Yes, absolutely, you are welcome to use anything you’d like. It would be important to me that it was clear this was a journal entry and represents just my plain old, tired-out feelings. I know, though, how very encouraged I am from this exchange and would be happy to multiply that encouragement.

Some of this journey feels kind of like Elijah going through the cave experience and wailing that he was all alone and then God revealing to him (through quite a variety of creative display, ironically) that he was, in fact, not alone. In the past as I’ve dug into that biblical account I have felt that God’s main agenda was to test Elijah’s true desires, asking him pointedly before and after the impressive, earth-shaking cave episode, “What is it that you want?” I imagine Elijah was duly impressed with all the natural wonders, but he did not budge one bit, “I want HELP! I don’t want to be alone!” . . .

God has been very kind to me this week. Thanks for being part of that.

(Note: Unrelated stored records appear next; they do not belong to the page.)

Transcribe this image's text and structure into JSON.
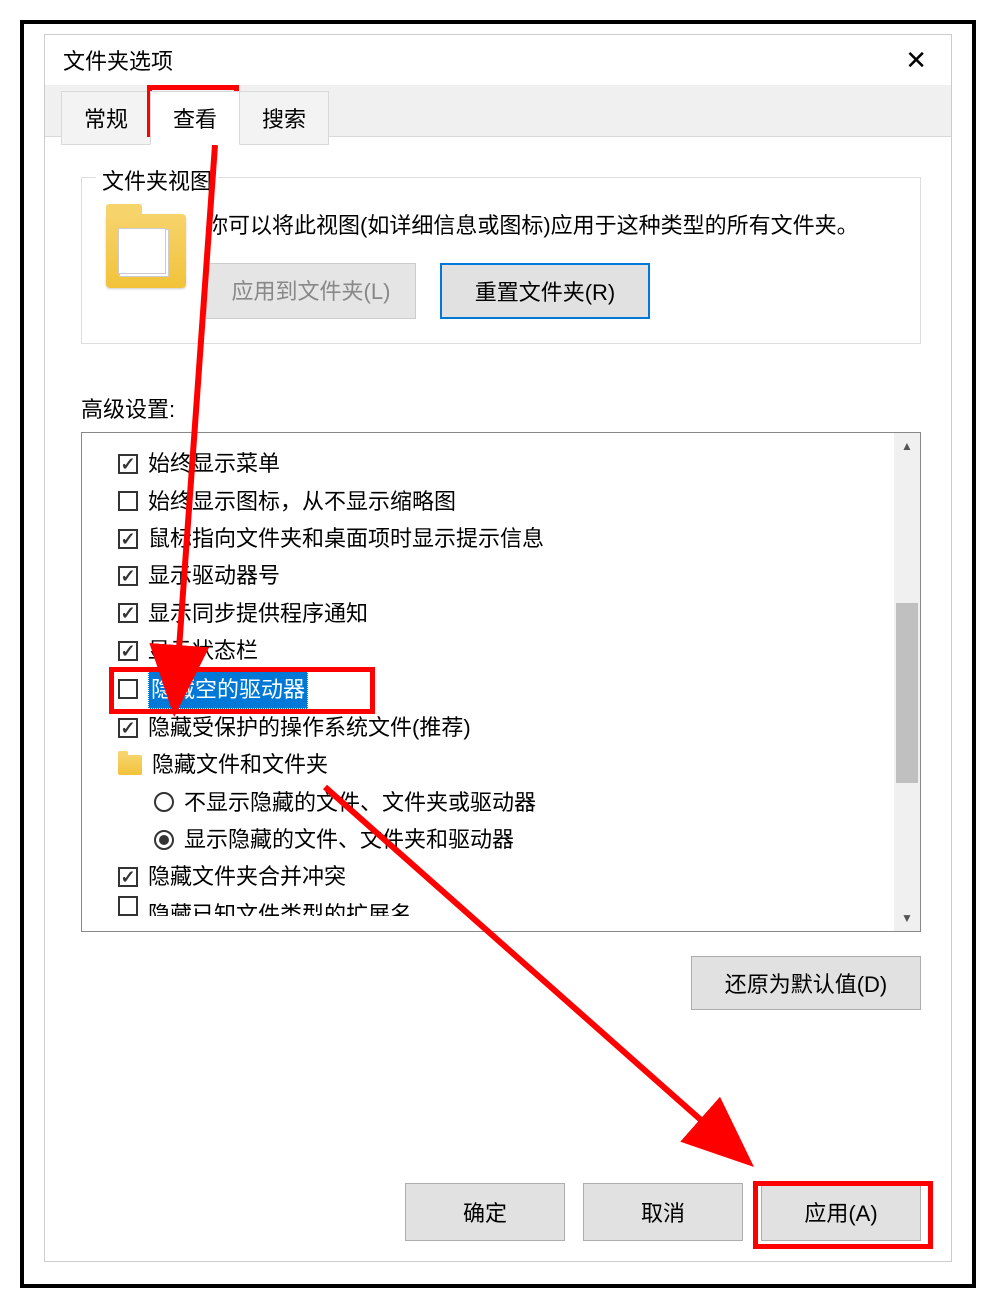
{
  "dialog": {
    "title": "文件夹选项",
    "tabs": [
      "常规",
      "查看",
      "搜索"
    ],
    "active_tab_index": 1
  },
  "folder_view": {
    "group_title": "文件夹视图",
    "description": "你可以将此视图(如详细信息或图标)应用于这种类型的所有文件夹。",
    "apply_to_folders_btn": "应用到文件夹(L)",
    "reset_folders_btn": "重置文件夹(R)"
  },
  "advanced": {
    "label": "高级设置:",
    "items": [
      {
        "type": "checkbox",
        "checked": true,
        "label": "始终显示菜单"
      },
      {
        "type": "checkbox",
        "checked": false,
        "label": "始终显示图标，从不显示缩略图"
      },
      {
        "type": "checkbox",
        "checked": true,
        "label": "鼠标指向文件夹和桌面项时显示提示信息"
      },
      {
        "type": "checkbox",
        "checked": true,
        "label": "显示驱动器号"
      },
      {
        "type": "checkbox",
        "checked": true,
        "label": "显示同步提供程序通知"
      },
      {
        "type": "checkbox",
        "checked": true,
        "label": "显示状态栏"
      },
      {
        "type": "checkbox",
        "checked": false,
        "label": "隐藏空的驱动器",
        "selected": true,
        "highlighted": true
      },
      {
        "type": "checkbox",
        "checked": true,
        "label": "隐藏受保护的操作系统文件(推荐)"
      },
      {
        "type": "folder",
        "label": "隐藏文件和文件夹"
      },
      {
        "type": "radio",
        "checked": false,
        "indent": 1,
        "label": "不显示隐藏的文件、文件夹或驱动器"
      },
      {
        "type": "radio",
        "checked": true,
        "indent": 1,
        "label": "显示隐藏的文件、文件夹和驱动器"
      },
      {
        "type": "checkbox",
        "checked": true,
        "label": "隐藏文件夹合并冲突"
      },
      {
        "type": "checkbox",
        "checked": false,
        "label": "隐藏已知文件类型的扩展名",
        "cutoff": true
      }
    ],
    "restore_defaults_btn": "还原为默认值(D)"
  },
  "buttons": {
    "ok": "确定",
    "cancel": "取消",
    "apply": "应用(A)"
  }
}
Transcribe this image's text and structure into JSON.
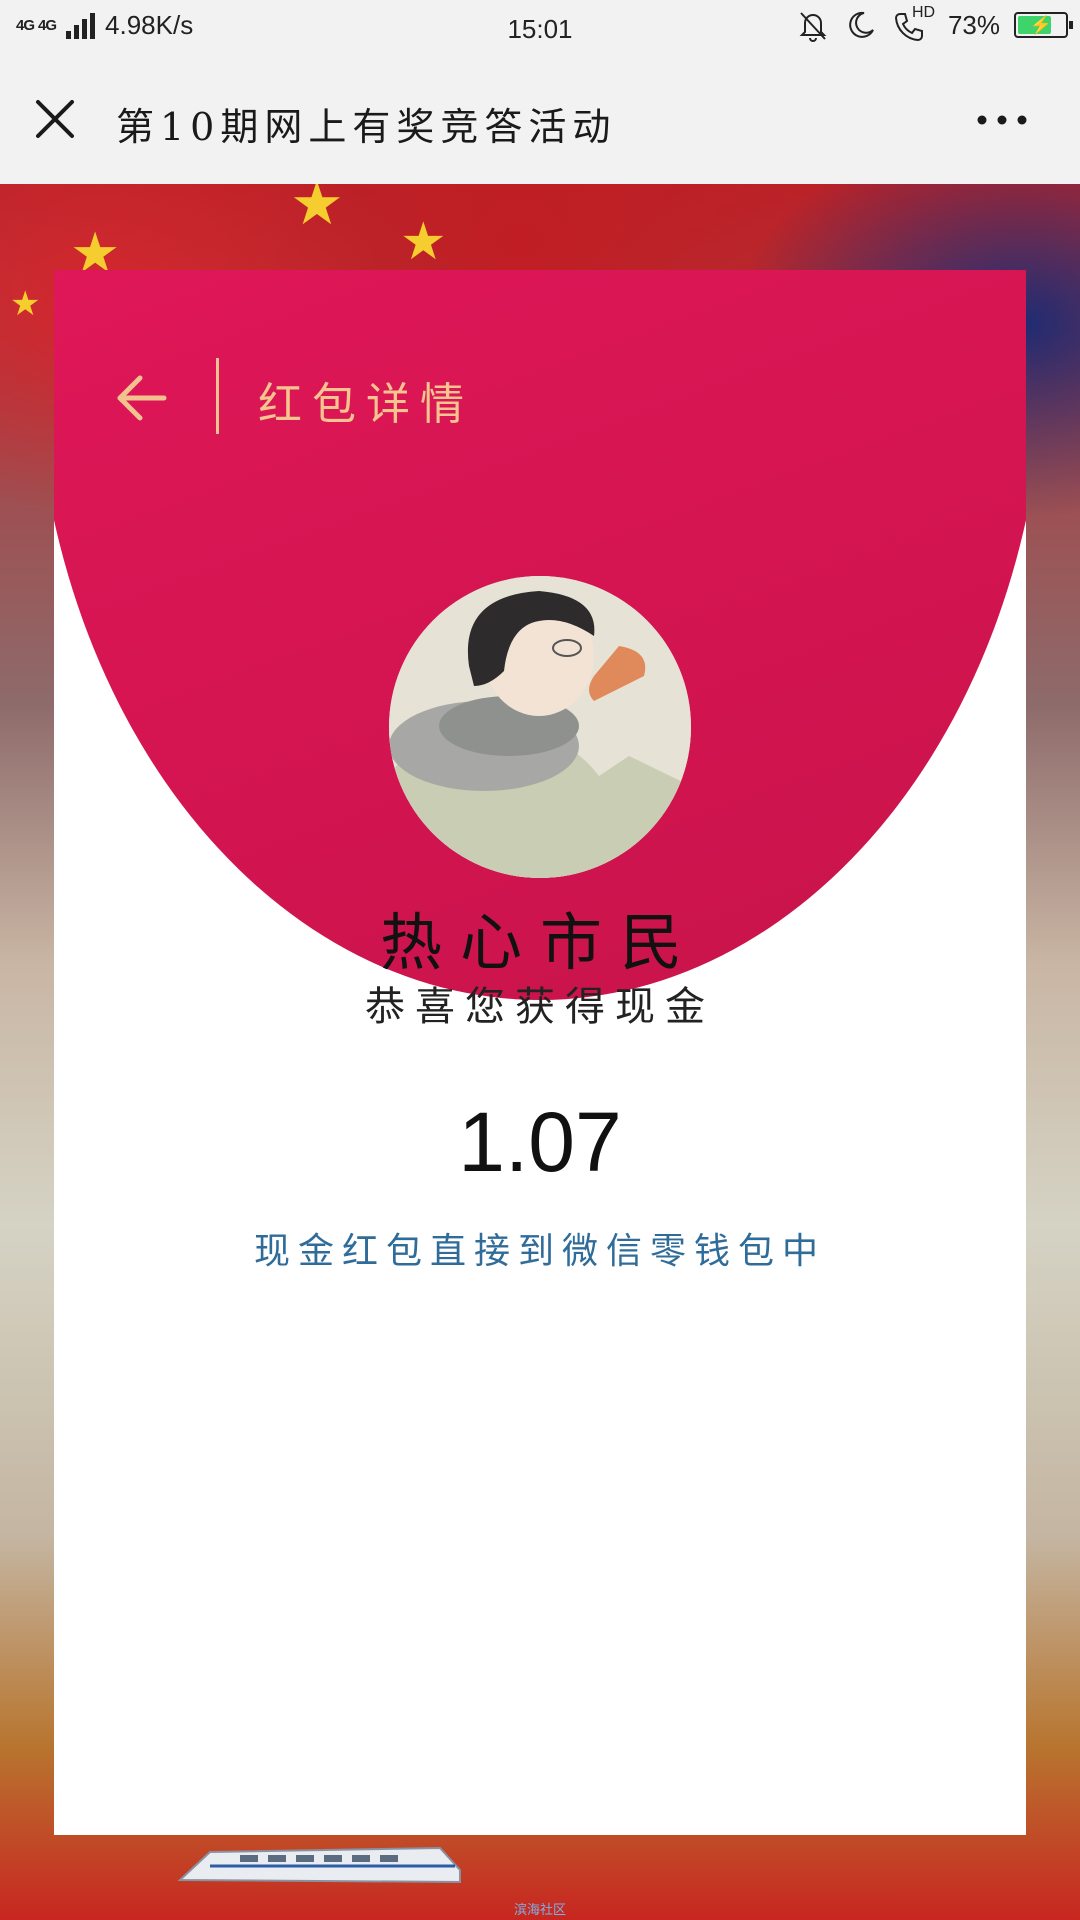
{
  "status_bar": {
    "network": "4G",
    "speed": "4.98K/s",
    "time": "15:01",
    "hd_label": "HD",
    "battery_percent": "73%",
    "battery_level": 0.73
  },
  "title_bar": {
    "title": "第10期网上有奖竞答活动"
  },
  "card": {
    "header_title": "红包详情",
    "name": "热心市民",
    "congrats": "恭喜您获得现金",
    "amount": "1.07",
    "note": "现金红包直接到微信零钱包中"
  },
  "footer": {
    "watermark": "滨海社区"
  },
  "colors": {
    "header_red": "#e0185a",
    "header_text": "#f6c48e",
    "note_blue": "#2f6c99",
    "battery_green": "#3fd36b"
  }
}
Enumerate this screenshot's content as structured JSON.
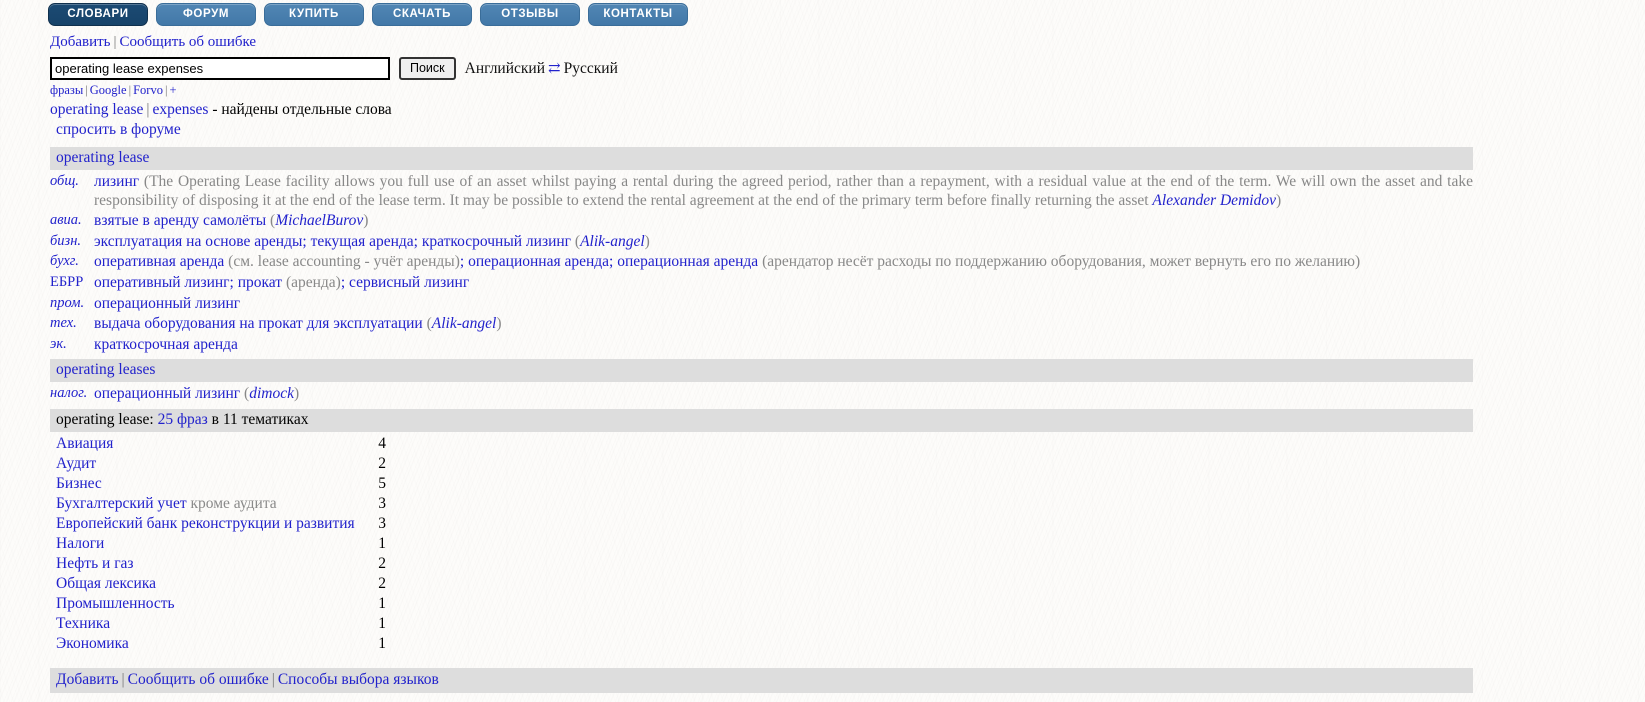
{
  "nav": {
    "items": [
      {
        "label": "СЛОВАРИ",
        "active": true
      },
      {
        "label": "ФОРУМ",
        "active": false
      },
      {
        "label": "КУПИТЬ",
        "active": false
      },
      {
        "label": "СКАЧАТЬ",
        "active": false
      },
      {
        "label": "ОТЗЫВЫ",
        "active": false
      },
      {
        "label": "КОНТАКТЫ",
        "active": false
      }
    ]
  },
  "toplinks": {
    "add": "Добавить",
    "divider": "|",
    "report": "Сообщить об ошибке"
  },
  "search": {
    "value": "operating lease expenses",
    "placeholder": "",
    "button": "Поиск",
    "lang_from": "Английский",
    "swap_icon": "⇄",
    "lang_to": "Русский"
  },
  "minilinks": {
    "phrases": "фразы",
    "google": "Google",
    "forvo": "Forvo",
    "plus": "+",
    "divider": "|"
  },
  "found": {
    "word1": "operating lease",
    "divider": "|",
    "word2": "expenses",
    "suffix": "- найдены отдельные слова",
    "ask_forum": "спросить в форуме"
  },
  "section1": {
    "header": "operating lease",
    "rows": [
      {
        "subject": "общ.",
        "parts": [
          {
            "t": "link",
            "v": "лизинг"
          },
          {
            "t": "gray",
            "v": " (The Operating Lease facility allows you full use of an asset whilst paying a rental during the agreed period, rather than a repayment, with a residual value at the end of the term. We will own the asset and take responsibility of disposing it at the end of the lease term. It may be possible to extend the rental agreement at the end of the primary term before finally returning the asset "
          },
          {
            "t": "author",
            "v": "Alexander Demidov"
          },
          {
            "t": "gray",
            "v": ")"
          }
        ]
      },
      {
        "subject": "авиа.",
        "parts": [
          {
            "t": "link",
            "v": "взятые в аренду самолёты"
          },
          {
            "t": "gray",
            "v": " ("
          },
          {
            "t": "author",
            "v": "MichaelBurov"
          },
          {
            "t": "gray",
            "v": ")"
          }
        ]
      },
      {
        "subject": "бизн.",
        "parts": [
          {
            "t": "link",
            "v": "эксплуатация на основе аренды"
          },
          {
            "t": "semi",
            "v": "; "
          },
          {
            "t": "link",
            "v": "текущая аренда"
          },
          {
            "t": "semi",
            "v": "; "
          },
          {
            "t": "link",
            "v": "краткосрочный лизинг"
          },
          {
            "t": "gray",
            "v": " ("
          },
          {
            "t": "author",
            "v": "Alik-angel"
          },
          {
            "t": "gray",
            "v": ")"
          }
        ]
      },
      {
        "subject": "бухг.",
        "parts": [
          {
            "t": "link",
            "v": "оперативная аренда"
          },
          {
            "t": "gray",
            "v": " (см. "
          },
          {
            "t": "graylink",
            "v": "lease accounting - учёт аренды"
          },
          {
            "t": "gray",
            "v": ")"
          },
          {
            "t": "semi",
            "v": "; "
          },
          {
            "t": "link",
            "v": "операционная аренда"
          },
          {
            "t": "semi",
            "v": "; "
          },
          {
            "t": "link",
            "v": "операционная аренда"
          },
          {
            "t": "gray",
            "v": " (арендатор несёт расходы по поддержанию оборудования, может вернуть его по желанию)"
          }
        ]
      },
      {
        "subject": "ЕБРР",
        "subject_nonitalic": true,
        "parts": [
          {
            "t": "link",
            "v": "оперативный лизинг"
          },
          {
            "t": "semi",
            "v": "; "
          },
          {
            "t": "link",
            "v": "прокат"
          },
          {
            "t": "gray",
            "v": " (аренда)"
          },
          {
            "t": "semi",
            "v": "; "
          },
          {
            "t": "link",
            "v": "сервисный лизинг"
          }
        ]
      },
      {
        "subject": "пром.",
        "parts": [
          {
            "t": "link",
            "v": "операционный лизинг"
          }
        ]
      },
      {
        "subject": "тех.",
        "parts": [
          {
            "t": "link",
            "v": "выдача оборудования на прокат для эксплуатации"
          },
          {
            "t": "gray",
            "v": " ("
          },
          {
            "t": "author",
            "v": "Alik-angel"
          },
          {
            "t": "gray",
            "v": ")"
          }
        ]
      },
      {
        "subject": "эк.",
        "parts": [
          {
            "t": "link",
            "v": "краткосрочная аренда"
          }
        ]
      }
    ]
  },
  "section2": {
    "header": "operating leases",
    "rows": [
      {
        "subject": "налог.",
        "parts": [
          {
            "t": "link",
            "v": "операционный лизинг"
          },
          {
            "t": "gray",
            "v": " ("
          },
          {
            "t": "author",
            "v": "dimock"
          },
          {
            "t": "gray",
            "v": ")"
          }
        ]
      }
    ]
  },
  "phrases": {
    "term": "operating lease:",
    "count_link": "25 фраз",
    "suffix": "в 11 тематиках",
    "topics": [
      {
        "name": "Авиация",
        "qualifier": "",
        "count": "4"
      },
      {
        "name": "Аудит",
        "qualifier": "",
        "count": "2"
      },
      {
        "name": "Бизнес",
        "qualifier": "",
        "count": "5"
      },
      {
        "name": "Бухгалтерский учет",
        "qualifier": "кроме аудита",
        "count": "3"
      },
      {
        "name": "Европейский банк реконструкции и развития",
        "qualifier": "",
        "count": "3"
      },
      {
        "name": "Налоги",
        "qualifier": "",
        "count": "1"
      },
      {
        "name": "Нефть и газ",
        "qualifier": "",
        "count": "2"
      },
      {
        "name": "Общая лексика",
        "qualifier": "",
        "count": "2"
      },
      {
        "name": "Промышленность",
        "qualifier": "",
        "count": "1"
      },
      {
        "name": "Техника",
        "qualifier": "",
        "count": "1"
      },
      {
        "name": "Экономика",
        "qualifier": "",
        "count": "1"
      }
    ]
  },
  "footer": {
    "add": "Добавить",
    "report": "Сообщить об ошибке",
    "langmodes": "Способы выбора языков",
    "divider": "|"
  },
  "colors": {
    "link": "#2222cc",
    "nav_active": "#1c4a73",
    "nav": "#4a80b0",
    "bar": "#dddddd",
    "gray_text": "#888888"
  }
}
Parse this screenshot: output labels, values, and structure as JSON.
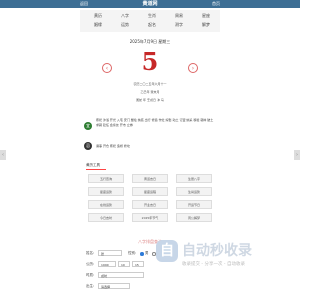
{
  "header": {
    "back": "返回",
    "title": "黄道网",
    "home": "首页"
  },
  "nav": [
    "黄历",
    "八字",
    "生肖",
    "周易",
    "星座",
    "姻缘",
    "运势",
    "起名",
    "测字",
    "解梦"
  ],
  "date": {
    "head": "2025年7月9日 星期三",
    "day": "5",
    "lunar": "农历二〇二五年六月十一",
    "ganzhi": "乙巳年 癸未月",
    "extra": "属蛇 年 壬戌日 冲 马",
    "prev_icon": "chevron-left-icon",
    "next_icon": "chevron-right-icon"
  },
  "yiji": {
    "yi_label": "宜",
    "yi_text": "祭祀 沐浴 开光 入宅 安门 塑绘 纳畜 出行 修造 作灶 嫁娶 动土 订盟 纳采 移徙 栽种 破土 求嗣 赴任 会亲友 开市 立券",
    "ji_label": "忌",
    "ji_text": "诸事 开仓 祭祀 造桥 修坟"
  },
  "tools": {
    "title": "黄历工具",
    "items": [
      "五行查询",
      "黄道吉日",
      "生辰八字",
      "星座运势",
      "星座运程",
      "生肖运势",
      "在线运势",
      "开业吉日",
      "开运节日",
      "今日吉时",
      "2025年节气",
      "周公解梦"
    ]
  },
  "form": {
    "title": "八字排盘查询",
    "name_label": "姓名:",
    "name_value": "张",
    "gender_label": "性别:",
    "male": "男",
    "female": "女",
    "birth_label": "公历:",
    "year": "1990",
    "month": "10",
    "day": "15",
    "time_label": "时辰:",
    "time_value": "戌时",
    "place_label": "出生:",
    "place_value": "请选择"
  },
  "watermark": {
    "logo": "自",
    "big": "自动秒收录",
    "small": "收录提交 - 分享一次 - 自动收录"
  }
}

(PHOTO: Sam Beam and David Beam)


Jim Janknegt said…
Twin sons of different mothers!!??
Ah yes, my long lost brother. . . . Sigh.
Once again, David, thank you for your kindness. I wanted to thank HopeArts for, perhaps unknowingly, blazing a trail for us here at Union Center Christian Church. We just completed our second annual art show and have been astounded at what God has brought to the surface in our church family and community. Something very, very good is brewing here and we feel like we are learning just barely fast enough to keep up with it all. The work you all have done in Austin has served as a template for us. Please pass along the deep gratitude of your brothers and sisters in upstate NY!